# For which natural numbers "n" is irrelevance?

## x - real number x > -1 ${\left(1 + x\right)}^{n} > 1 + n x$ have to prove

Feb 25, 2018

$n > 1$ for this to be true. You can use the "Racetrack Principle " or the Mean Value Theorem to prove it.

#### Explanation:

Let $f \left(x\right) = {\left(1 + x\right)}^{n}$ and $g \left(x\right) = 1 + n x$ for $n > 1$. Note that both $f$ and $g$ are continuous and differentiable for all $x$ and that $f \left(0\right) = g \left(0\right) = 1$.
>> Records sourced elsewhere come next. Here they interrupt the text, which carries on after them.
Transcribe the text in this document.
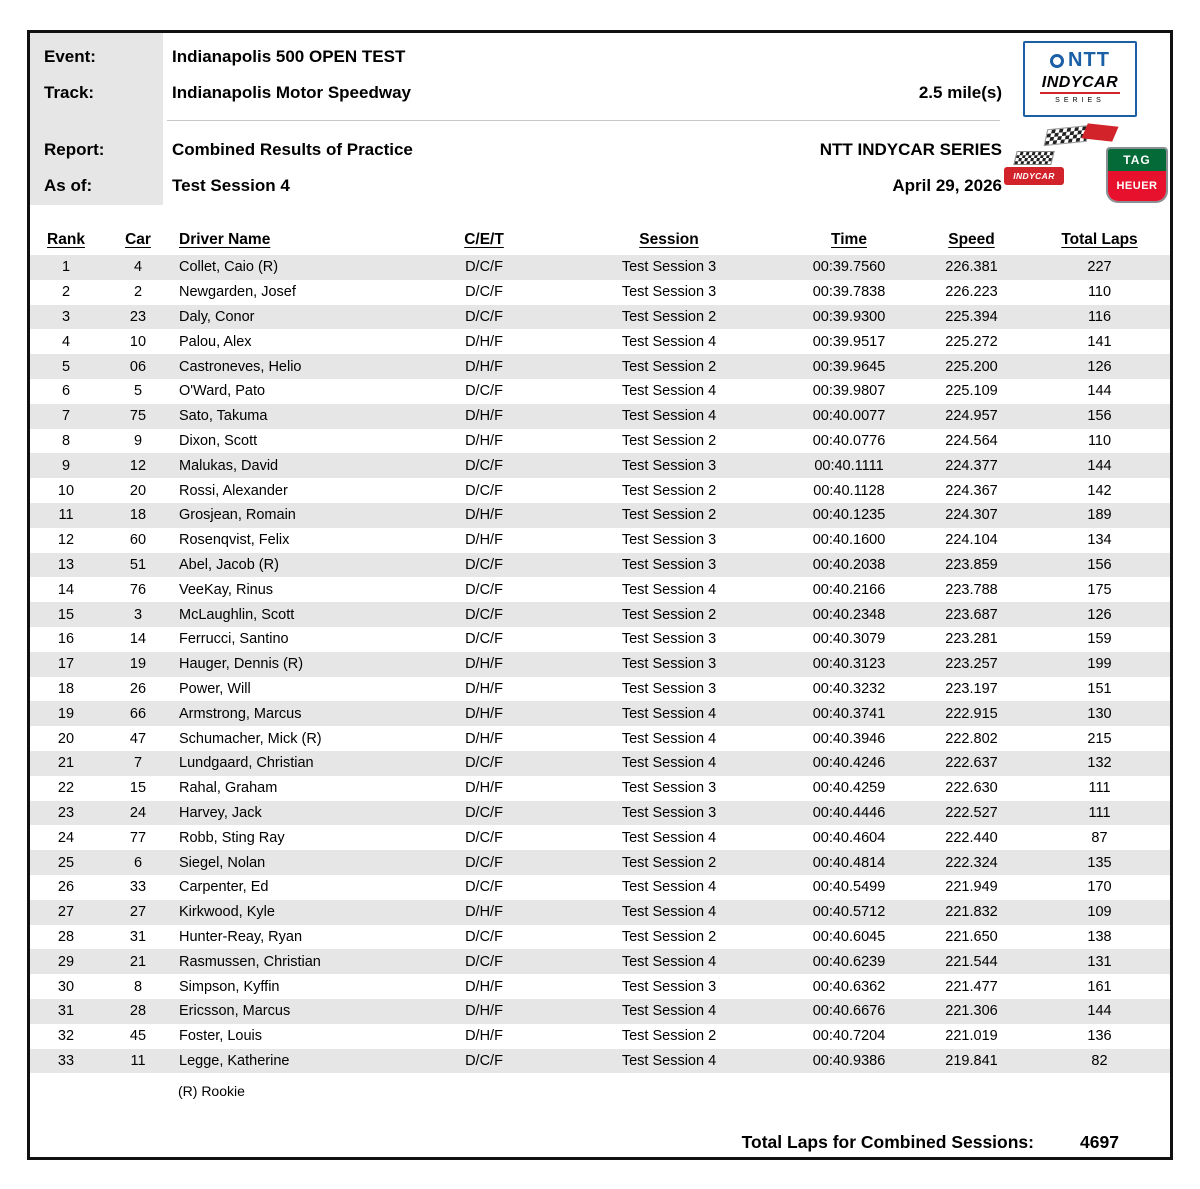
Event:	Indianapolis 500 OPEN TEST
Track:	Indianapolis Motor Speedway	2.5 mile(s)
Report:	Combined Results of Practice	NTT INDYCAR SERIES
As of:	Test Session 4	April 29, 2026
NTT
INDYCAR
SERIES
INDYCAR
TAG
HEUER
Rank	Car	Driver Name	C/E/T	Session	Time	Speed	Total Laps
1	4	Collet, Caio (R)	D/C/F	Test Session 3	00:39.7560	226.381	227
2	2	Newgarden, Josef	D/C/F	Test Session 3	00:39.7838	226.223	110
3	23	Daly, Conor	D/C/F	Test Session 2	00:39.9300	225.394	116
4	10	Palou, Alex	D/H/F	Test Session 4	00:39.9517	225.272	141
5	06	Castroneves, Helio	D/H/F	Test Session 2	00:39.9645	225.200	126
6	5	O'Ward, Pato	D/C/F	Test Session 4	00:39.9807	225.109	144
7	75	Sato, Takuma	D/H/F	Test Session 4	00:40.0077	224.957	156
8	9	Dixon, Scott	D/H/F	Test Session 2	00:40.0776	224.564	110
9	12	Malukas, David	D/C/F	Test Session 3	00:40.1111	224.377	144
10	20	Rossi, Alexander	D/C/F	Test Session 2	00:40.1128	224.367	142
11	18	Grosjean, Romain	D/H/F	Test Session 2	00:40.1235	224.307	189
12	60	Rosenqvist, Felix	D/H/F	Test Session 3	00:40.1600	224.104	134
13	51	Abel, Jacob (R)	D/C/F	Test Session 3	00:40.2038	223.859	156
14	76	VeeKay, Rinus	D/C/F	Test Session 4	00:40.2166	223.788	175
15	3	McLaughlin, Scott	D/C/F	Test Session 2	00:40.2348	223.687	126
16	14	Ferrucci, Santino	D/C/F	Test Session 3	00:40.3079	223.281	159
17	19	Hauger, Dennis (R)	D/H/F	Test Session 3	00:40.3123	223.257	199
18	26	Power, Will	D/H/F	Test Session 3	00:40.3232	223.197	151
19	66	Armstrong, Marcus	D/H/F	Test Session 4	00:40.3741	222.915	130
20	47	Schumacher, Mick (R)	D/H/F	Test Session 4	00:40.3946	222.802	215
21	7	Lundgaard, Christian	D/C/F	Test Session 4	00:40.4246	222.637	132
22	15	Rahal, Graham	D/H/F	Test Session 3	00:40.4259	222.630	111
23	24	Harvey, Jack	D/C/F	Test Session 3	00:40.4446	222.527	111
24	77	Robb, Sting Ray	D/C/F	Test Session 4	00:40.4604	222.440	87
25	6	Siegel, Nolan	D/C/F	Test Session 2	00:40.4814	222.324	135
26	33	Carpenter, Ed	D/C/F	Test Session 4	00:40.5499	221.949	170
27	27	Kirkwood, Kyle	D/H/F	Test Session 4	00:40.5712	221.832	109
28	31	Hunter-Reay, Ryan	D/C/F	Test Session 2	00:40.6045	221.650	138
29	21	Rasmussen, Christian	D/C/F	Test Session 4	00:40.6239	221.544	131
30	8	Simpson, Kyffin	D/H/F	Test Session 3	00:40.6362	221.477	161
31	28	Ericsson, Marcus	D/H/F	Test Session 4	00:40.6676	221.306	144
32	45	Foster, Louis	D/H/F	Test Session 2	00:40.7204	221.019	136
33	11	Legge, Katherine	D/C/F	Test Session 4	00:40.9386	219.841	82
(R) Rookie
Total Laps for Combined Sessions:	4697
Next, we compute $f ' \left(x\right) = n {\left(1 + x\right)}^{n - 1}$ and $g ' \left(x\right) = n$. Since $n > 1$, we have $n - 1 > 0$.

Therefore, for $x > 0$, $f ' \left(x\right) > n \cdot {1}^{n - 1} = n = g ' \left(x\right)$.

On the other hand, for $- 1 < x < 0$ we have $0 < 1 + x < 1$ and f'(x) < n*1^(n-1)=n=g'(x).

Putting these facts together and applying the Racetrack Principal allows us to say that $f \left(x\right) > g \left(x\right)$ for $x > 0$ and for $- 1 < x < 0$. In other words, ${\left(1 + x\right)}^{n} > 1 + n x$ for $x > 0$ and for $- 1 < x < 0$ (they are equal when $x = 0$).